June 17, 2021
The talks came at a time when both sides describe relations as being “at rock bottom.” President Biden had said that he expected no major breakthroughs —but hoped to find small areas of agreement.
- Diplomacy: The two sides are expected to discuss the withdrawal of their ambassadors, who returned home amid heightened tensions. America has expelled dozens of Russian diplomats and shut down two compounds in recent years; while U.S. missions in Russia are set to be barred from employing locals, meaning dramatic cuts in services including visas.
- Arms control: Officials also believe there could be common ground on arms control. In February, the countries extended their New Start nuclear arms control treaty. Russia wants this to be further extended.
- Cyberattacks: Biden is expected to raise concerns over recent cyberattacks that the United States has linked to Russia-based hackers. Putin has denied Russian involvement.
- Elections: The issue of alleged Russian interference in U.S. elections is also likely to come up. Again, Putin denies any involvement.
- Prisoners:The families of two former U.S.Marines who are being held in Russian prisons have pressed for their release ahead of the summit. Asked if he would be willing to negotiate on a prisoner swap, Putin told NBC News, “Of course”
- Navalny:The Russian side has called the alleged poisoning and imprisonment of opposition leader Alexei Navalny an internal political matter. But a senior U.S. official told the Associated Press news agency that there is “no issue that is off the table for the president.”
- Ukraine: Relations with America when Russia annexed Ukraine’s Crimean peninsula in 2014. There have been warnings this year of a build-up of Russian troops in Crimea and near Ukraine’s border,sparking concerns of preparations for war. Putin also has baulked recently at the idea of Ukrainian membership of NATO.
- Syria:Biden is expected to appeal to Russia not to close the only remaining UN aid corridor from Turkey into opposition-held northwest Syria. A vote on r-authorizing the corridor will be held by the UN Security Council, in which Russia—which supports Syrian President Bashar Al-Assad—has veto power
According to The New York Times, emerging from his first meeting with Biden since his election as U.S. president, Putin began by saying the talks had gone well—but it soon became clear that tensions between the countries may be unlikely to ease significantly any time soon.

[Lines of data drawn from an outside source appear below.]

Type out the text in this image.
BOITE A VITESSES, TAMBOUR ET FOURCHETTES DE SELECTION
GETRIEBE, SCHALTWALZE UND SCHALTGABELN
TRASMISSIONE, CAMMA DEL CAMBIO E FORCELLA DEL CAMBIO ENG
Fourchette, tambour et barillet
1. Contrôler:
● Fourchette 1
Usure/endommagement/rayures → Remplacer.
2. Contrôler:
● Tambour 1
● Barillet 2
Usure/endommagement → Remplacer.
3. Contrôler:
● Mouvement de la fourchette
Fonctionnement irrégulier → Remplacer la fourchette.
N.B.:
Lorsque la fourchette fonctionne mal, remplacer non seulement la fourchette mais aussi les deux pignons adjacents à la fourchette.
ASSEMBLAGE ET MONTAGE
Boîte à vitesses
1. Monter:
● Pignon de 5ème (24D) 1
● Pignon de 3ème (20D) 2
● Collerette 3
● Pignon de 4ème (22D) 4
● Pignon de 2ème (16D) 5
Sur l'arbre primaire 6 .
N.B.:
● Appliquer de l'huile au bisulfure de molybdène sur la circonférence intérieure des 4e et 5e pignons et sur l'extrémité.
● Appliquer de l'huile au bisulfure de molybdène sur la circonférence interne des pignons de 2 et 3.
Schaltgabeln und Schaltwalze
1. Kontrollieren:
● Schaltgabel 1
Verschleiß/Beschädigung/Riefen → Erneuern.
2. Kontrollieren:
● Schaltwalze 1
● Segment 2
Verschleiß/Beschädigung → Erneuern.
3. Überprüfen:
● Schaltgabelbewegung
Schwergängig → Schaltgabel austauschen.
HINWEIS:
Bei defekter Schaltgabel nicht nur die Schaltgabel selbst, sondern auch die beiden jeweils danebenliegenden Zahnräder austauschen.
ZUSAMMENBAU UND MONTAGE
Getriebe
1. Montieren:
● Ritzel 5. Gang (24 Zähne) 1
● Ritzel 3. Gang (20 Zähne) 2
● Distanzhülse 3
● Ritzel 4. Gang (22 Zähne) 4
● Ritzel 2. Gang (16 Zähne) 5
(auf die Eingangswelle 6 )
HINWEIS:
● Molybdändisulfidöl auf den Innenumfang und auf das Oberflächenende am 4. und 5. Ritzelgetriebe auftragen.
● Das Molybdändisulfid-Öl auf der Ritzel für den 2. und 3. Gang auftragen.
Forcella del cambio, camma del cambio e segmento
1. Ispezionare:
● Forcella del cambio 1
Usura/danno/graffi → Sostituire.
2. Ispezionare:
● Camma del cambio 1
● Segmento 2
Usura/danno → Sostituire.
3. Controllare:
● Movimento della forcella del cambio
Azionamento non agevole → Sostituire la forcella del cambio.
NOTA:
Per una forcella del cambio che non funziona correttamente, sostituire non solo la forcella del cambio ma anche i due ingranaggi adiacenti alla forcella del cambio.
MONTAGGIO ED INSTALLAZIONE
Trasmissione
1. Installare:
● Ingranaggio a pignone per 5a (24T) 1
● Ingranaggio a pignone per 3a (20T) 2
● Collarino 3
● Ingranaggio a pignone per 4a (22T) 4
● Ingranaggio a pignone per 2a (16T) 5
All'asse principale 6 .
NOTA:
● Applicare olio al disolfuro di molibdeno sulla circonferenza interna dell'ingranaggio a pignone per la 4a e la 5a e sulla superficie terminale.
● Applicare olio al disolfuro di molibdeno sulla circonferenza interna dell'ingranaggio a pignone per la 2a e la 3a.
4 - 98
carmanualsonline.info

Putin denied that Russia has played a role in a spate of increasingly bold cyberattacks against U.S. institutions, and said the United States was the biggest offender.
The Times reported that the Russian leader’s remarks suggested that he was not interested in discussing what Biden had said was a key objective of the talks: to establish some “guardrails” about what kinds of attacks on critical infrastructure are off limits in peacetime.
Putin did suggest that there had been some kind of agreement to establish expert groups to examine these issues, but U.S. officials fear it is little more than a ploy to tie the matter up in committee.
“There has been no hostility,” Putin declared. “On the contrary, our meeting took place in a constructive spirit.”
Addressing reporters at the Geneva villa where the meeting took place, the Russian president said: “Both sides expressed their intention to understand each other and seek common ground. The talks were quite constructive.”